The limited point here being that a larger brain size and brain-to-body mass ration does not always automatically translate into a successful evolutionary selection. Evolution is also a journey riddled with a series of unpredictable accidents. One such likely accident on its way could be the human brain matter, and the faculty enabling 'thinking' like humans, which has been undergoing transformation over the last few thousand years. Within the last 35,000 years since Cro-Magnon varient of modern humans, the cranial capacity (brain size) has been decreasing from average 1600cc to 1200cc for an average modern human. The change isn't without its effects.

The gray area highlighted by the flaw(s) in this cognitive process that is undergoing evolutionary changes, magnified by brains's imaginative powers and emotional response system, seems to have come into existence just about 15,000 to 10,000 years before present, when, as per the available archeological evidence, the first lunar calendar is thought to have been created.
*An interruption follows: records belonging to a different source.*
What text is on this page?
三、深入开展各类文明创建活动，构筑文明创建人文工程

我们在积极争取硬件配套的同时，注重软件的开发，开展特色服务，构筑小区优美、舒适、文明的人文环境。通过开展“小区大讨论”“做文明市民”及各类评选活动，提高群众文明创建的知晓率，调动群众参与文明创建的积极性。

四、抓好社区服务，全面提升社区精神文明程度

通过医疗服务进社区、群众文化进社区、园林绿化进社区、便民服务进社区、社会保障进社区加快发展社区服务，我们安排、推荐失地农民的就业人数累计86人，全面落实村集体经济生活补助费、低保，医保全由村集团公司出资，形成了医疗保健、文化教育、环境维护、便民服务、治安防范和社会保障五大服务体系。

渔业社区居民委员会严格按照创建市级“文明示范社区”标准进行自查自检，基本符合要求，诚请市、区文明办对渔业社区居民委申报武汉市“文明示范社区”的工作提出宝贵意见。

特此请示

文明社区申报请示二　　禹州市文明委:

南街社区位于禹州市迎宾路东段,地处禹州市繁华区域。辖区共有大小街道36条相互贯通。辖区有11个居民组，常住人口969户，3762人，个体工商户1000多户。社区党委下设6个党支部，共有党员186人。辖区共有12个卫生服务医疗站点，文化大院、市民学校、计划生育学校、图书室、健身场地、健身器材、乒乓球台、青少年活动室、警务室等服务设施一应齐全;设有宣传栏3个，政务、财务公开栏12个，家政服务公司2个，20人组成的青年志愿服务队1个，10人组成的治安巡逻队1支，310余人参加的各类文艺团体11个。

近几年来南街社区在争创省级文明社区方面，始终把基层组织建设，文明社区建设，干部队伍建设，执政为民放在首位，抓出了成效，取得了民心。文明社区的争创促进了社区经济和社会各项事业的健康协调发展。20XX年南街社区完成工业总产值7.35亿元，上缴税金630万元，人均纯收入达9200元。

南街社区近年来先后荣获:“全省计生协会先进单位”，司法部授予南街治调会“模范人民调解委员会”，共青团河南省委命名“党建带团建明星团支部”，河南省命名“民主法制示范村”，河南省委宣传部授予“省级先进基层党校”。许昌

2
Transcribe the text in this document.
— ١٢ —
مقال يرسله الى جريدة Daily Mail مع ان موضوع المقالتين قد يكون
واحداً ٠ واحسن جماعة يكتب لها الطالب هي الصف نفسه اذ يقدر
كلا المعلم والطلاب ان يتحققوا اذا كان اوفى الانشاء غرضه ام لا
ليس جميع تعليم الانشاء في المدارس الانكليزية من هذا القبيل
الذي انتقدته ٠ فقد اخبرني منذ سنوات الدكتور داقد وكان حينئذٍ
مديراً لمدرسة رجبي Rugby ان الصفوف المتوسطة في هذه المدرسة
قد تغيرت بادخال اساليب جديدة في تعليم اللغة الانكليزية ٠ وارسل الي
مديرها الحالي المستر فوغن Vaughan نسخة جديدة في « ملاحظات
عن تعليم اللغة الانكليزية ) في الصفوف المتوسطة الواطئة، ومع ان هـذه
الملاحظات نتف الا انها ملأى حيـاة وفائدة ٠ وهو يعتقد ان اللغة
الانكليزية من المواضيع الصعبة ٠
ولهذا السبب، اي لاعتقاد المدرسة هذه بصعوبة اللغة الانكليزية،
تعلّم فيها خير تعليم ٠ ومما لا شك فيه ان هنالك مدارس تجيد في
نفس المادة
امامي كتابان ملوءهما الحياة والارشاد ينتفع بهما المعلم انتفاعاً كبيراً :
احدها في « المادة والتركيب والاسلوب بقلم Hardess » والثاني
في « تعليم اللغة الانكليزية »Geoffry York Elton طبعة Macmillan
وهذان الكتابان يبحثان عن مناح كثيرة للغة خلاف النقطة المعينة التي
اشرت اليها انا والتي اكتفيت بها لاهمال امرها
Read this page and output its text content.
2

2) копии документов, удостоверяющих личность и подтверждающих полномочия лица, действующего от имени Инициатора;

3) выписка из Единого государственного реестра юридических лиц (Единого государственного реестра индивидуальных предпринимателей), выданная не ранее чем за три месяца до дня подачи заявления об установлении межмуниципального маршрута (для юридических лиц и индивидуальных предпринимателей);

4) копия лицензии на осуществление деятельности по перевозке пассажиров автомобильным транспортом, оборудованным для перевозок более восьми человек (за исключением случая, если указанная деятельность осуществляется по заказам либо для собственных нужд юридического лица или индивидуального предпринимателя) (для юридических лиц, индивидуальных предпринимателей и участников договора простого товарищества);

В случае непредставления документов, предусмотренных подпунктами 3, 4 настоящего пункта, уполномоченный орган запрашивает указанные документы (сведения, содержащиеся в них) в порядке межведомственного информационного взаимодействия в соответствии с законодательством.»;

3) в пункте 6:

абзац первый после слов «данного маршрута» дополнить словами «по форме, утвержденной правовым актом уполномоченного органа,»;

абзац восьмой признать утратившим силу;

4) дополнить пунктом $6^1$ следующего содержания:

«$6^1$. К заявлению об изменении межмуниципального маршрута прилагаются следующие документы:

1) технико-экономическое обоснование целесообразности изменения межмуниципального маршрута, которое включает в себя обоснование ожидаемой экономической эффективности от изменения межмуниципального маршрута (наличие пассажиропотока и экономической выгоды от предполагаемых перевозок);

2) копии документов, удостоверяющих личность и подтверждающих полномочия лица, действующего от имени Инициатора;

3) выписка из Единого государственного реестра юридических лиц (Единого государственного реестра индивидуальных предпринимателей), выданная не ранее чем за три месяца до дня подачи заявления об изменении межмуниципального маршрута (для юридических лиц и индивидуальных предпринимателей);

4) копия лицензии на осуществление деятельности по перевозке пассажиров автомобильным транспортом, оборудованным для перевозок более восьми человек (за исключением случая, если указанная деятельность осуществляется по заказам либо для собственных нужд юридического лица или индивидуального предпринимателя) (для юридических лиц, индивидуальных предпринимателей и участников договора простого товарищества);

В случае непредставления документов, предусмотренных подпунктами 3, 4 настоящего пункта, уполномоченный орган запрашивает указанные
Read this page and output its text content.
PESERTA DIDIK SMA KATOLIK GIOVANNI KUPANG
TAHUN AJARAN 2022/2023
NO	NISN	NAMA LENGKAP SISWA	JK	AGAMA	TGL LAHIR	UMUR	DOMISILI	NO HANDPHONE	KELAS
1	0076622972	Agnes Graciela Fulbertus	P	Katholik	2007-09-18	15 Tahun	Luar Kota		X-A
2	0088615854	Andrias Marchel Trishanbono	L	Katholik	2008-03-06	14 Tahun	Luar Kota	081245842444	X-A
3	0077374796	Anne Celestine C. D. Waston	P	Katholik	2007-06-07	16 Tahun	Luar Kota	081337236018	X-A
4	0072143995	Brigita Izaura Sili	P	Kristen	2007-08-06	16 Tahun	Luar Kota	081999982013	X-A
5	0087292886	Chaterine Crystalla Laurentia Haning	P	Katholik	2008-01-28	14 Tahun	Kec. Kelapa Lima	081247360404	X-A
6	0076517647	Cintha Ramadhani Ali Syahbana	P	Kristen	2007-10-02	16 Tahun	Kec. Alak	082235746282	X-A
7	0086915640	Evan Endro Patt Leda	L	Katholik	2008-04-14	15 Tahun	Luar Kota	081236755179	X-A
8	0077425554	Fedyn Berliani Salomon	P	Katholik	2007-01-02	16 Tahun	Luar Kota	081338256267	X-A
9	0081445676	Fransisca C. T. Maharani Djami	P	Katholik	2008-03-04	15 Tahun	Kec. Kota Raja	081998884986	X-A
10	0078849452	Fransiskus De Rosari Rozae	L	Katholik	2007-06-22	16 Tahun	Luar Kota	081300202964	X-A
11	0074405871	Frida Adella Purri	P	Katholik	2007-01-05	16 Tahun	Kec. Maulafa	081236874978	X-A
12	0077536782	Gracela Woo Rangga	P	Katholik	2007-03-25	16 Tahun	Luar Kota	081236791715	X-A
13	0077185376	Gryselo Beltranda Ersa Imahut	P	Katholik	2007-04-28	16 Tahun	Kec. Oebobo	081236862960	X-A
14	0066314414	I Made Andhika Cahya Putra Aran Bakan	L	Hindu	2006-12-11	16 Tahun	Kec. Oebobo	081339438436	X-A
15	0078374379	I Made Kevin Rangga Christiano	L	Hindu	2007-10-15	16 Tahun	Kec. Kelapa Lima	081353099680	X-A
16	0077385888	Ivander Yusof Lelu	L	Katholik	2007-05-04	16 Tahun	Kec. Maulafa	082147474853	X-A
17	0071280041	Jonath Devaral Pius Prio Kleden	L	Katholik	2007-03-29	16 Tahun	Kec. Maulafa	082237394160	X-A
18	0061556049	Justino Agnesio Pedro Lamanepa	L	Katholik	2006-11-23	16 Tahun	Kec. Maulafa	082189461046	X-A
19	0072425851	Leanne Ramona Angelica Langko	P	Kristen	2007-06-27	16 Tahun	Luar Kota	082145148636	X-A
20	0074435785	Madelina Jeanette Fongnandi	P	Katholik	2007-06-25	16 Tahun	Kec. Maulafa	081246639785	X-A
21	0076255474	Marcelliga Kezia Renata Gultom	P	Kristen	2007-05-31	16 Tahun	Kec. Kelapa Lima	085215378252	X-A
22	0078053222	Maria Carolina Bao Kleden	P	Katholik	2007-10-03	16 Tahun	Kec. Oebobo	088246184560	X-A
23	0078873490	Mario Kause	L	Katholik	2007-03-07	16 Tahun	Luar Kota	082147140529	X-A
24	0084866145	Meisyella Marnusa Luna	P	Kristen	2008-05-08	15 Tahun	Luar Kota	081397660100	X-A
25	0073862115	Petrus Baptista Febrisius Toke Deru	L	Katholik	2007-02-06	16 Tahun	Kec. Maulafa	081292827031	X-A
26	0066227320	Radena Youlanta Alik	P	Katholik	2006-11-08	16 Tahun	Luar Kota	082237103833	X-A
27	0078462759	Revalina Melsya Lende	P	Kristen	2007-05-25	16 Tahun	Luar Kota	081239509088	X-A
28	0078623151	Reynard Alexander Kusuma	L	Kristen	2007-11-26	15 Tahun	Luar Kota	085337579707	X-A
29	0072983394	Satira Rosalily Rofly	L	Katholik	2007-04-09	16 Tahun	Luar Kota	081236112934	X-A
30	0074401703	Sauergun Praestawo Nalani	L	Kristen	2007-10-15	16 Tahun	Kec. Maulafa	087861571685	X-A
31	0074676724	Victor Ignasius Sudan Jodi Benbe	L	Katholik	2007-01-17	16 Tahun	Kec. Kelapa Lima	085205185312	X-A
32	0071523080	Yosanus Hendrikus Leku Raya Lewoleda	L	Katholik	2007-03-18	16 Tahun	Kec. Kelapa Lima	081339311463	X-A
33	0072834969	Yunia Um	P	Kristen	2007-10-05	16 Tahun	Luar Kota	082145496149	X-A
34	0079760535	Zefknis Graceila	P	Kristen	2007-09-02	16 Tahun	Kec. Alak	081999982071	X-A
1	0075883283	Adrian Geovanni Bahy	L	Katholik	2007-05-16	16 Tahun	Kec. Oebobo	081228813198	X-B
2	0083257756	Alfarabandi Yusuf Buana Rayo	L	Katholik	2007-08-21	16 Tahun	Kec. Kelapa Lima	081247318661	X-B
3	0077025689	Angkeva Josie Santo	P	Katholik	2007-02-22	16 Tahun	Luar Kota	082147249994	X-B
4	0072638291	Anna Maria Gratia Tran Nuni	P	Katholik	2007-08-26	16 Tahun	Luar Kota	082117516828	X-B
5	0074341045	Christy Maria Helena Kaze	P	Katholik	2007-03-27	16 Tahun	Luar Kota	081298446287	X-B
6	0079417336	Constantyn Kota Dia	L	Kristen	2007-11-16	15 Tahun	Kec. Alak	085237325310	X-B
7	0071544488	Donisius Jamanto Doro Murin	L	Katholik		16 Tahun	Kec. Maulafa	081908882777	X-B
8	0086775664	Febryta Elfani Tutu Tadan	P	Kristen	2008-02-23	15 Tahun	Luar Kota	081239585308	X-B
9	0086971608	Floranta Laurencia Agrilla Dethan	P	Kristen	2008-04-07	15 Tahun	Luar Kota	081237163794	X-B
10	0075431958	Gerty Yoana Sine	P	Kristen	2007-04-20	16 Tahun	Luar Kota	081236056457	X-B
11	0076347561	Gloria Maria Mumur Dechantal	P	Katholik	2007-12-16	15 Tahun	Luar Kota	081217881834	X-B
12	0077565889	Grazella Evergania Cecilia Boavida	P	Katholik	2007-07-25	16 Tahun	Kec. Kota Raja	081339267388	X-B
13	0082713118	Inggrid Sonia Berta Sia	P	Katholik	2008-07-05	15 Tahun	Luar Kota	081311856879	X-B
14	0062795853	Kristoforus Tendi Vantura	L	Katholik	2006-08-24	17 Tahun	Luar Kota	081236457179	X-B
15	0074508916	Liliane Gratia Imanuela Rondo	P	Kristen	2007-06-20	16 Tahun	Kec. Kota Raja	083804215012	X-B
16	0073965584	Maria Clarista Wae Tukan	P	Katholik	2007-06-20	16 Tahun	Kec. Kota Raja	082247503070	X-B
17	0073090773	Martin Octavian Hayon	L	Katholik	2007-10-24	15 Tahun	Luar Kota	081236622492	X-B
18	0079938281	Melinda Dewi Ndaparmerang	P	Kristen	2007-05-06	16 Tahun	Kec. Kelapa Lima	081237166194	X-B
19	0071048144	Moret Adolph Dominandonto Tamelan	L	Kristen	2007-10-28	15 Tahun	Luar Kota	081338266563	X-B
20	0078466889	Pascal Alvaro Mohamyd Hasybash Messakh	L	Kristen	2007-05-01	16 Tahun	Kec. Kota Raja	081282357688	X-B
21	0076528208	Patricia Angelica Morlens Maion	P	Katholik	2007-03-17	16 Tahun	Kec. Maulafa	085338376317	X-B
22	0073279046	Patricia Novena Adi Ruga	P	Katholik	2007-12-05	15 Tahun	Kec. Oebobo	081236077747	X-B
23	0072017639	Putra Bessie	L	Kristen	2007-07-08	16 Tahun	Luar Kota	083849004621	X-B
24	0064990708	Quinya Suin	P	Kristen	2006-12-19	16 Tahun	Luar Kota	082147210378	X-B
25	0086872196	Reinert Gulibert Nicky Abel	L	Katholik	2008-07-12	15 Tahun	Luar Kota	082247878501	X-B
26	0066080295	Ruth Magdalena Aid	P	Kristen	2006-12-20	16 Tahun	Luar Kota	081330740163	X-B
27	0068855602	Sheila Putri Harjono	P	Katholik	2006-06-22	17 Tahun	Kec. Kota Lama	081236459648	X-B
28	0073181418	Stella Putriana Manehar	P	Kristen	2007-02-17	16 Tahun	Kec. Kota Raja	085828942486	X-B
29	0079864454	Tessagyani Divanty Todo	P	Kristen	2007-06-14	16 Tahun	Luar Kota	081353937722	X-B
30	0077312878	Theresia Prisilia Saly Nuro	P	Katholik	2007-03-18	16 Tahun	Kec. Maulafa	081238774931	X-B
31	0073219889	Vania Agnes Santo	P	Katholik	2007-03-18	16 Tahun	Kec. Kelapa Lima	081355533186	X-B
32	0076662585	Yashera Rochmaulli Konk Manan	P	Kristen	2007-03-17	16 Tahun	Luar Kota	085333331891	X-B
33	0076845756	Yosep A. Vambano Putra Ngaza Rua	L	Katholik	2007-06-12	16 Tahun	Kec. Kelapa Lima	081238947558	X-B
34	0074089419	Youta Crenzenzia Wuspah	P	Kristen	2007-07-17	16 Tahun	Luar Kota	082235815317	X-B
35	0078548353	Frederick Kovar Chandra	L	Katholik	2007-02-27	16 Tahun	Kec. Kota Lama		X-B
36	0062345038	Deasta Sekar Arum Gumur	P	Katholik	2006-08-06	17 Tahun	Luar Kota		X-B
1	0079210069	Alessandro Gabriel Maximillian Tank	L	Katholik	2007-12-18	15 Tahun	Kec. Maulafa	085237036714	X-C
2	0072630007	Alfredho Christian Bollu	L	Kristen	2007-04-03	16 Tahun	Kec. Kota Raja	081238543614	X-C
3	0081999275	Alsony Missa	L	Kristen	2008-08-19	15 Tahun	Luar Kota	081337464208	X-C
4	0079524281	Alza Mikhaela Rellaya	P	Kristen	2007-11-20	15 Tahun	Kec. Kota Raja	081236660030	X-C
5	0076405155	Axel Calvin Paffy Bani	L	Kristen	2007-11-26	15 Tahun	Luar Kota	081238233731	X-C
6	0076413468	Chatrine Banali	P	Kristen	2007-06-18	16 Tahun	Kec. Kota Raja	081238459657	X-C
Thus far, the experimentation via various 'religious' organizations have indicated that these flaws and blindspots of the brain could be addressed, and controlled, (first by terming it God, or at least a lul of the divine, and then) by systematic individual and group therapies such as, what we generally call, a meditation.

Evolution is taking place even at this moment as we speak. And while the processes optimise this primary resource called human brain that has directly contributed towards the survival and superiority of the species, those blindspots of cognition that the priests, magicians, alchemists and sarmans seem to exclusively have access to in recent millennia, are also in the processes of being ironed out.

The word God is filling this blank for modern humans, and it is safe to bet that evolution is aware of it.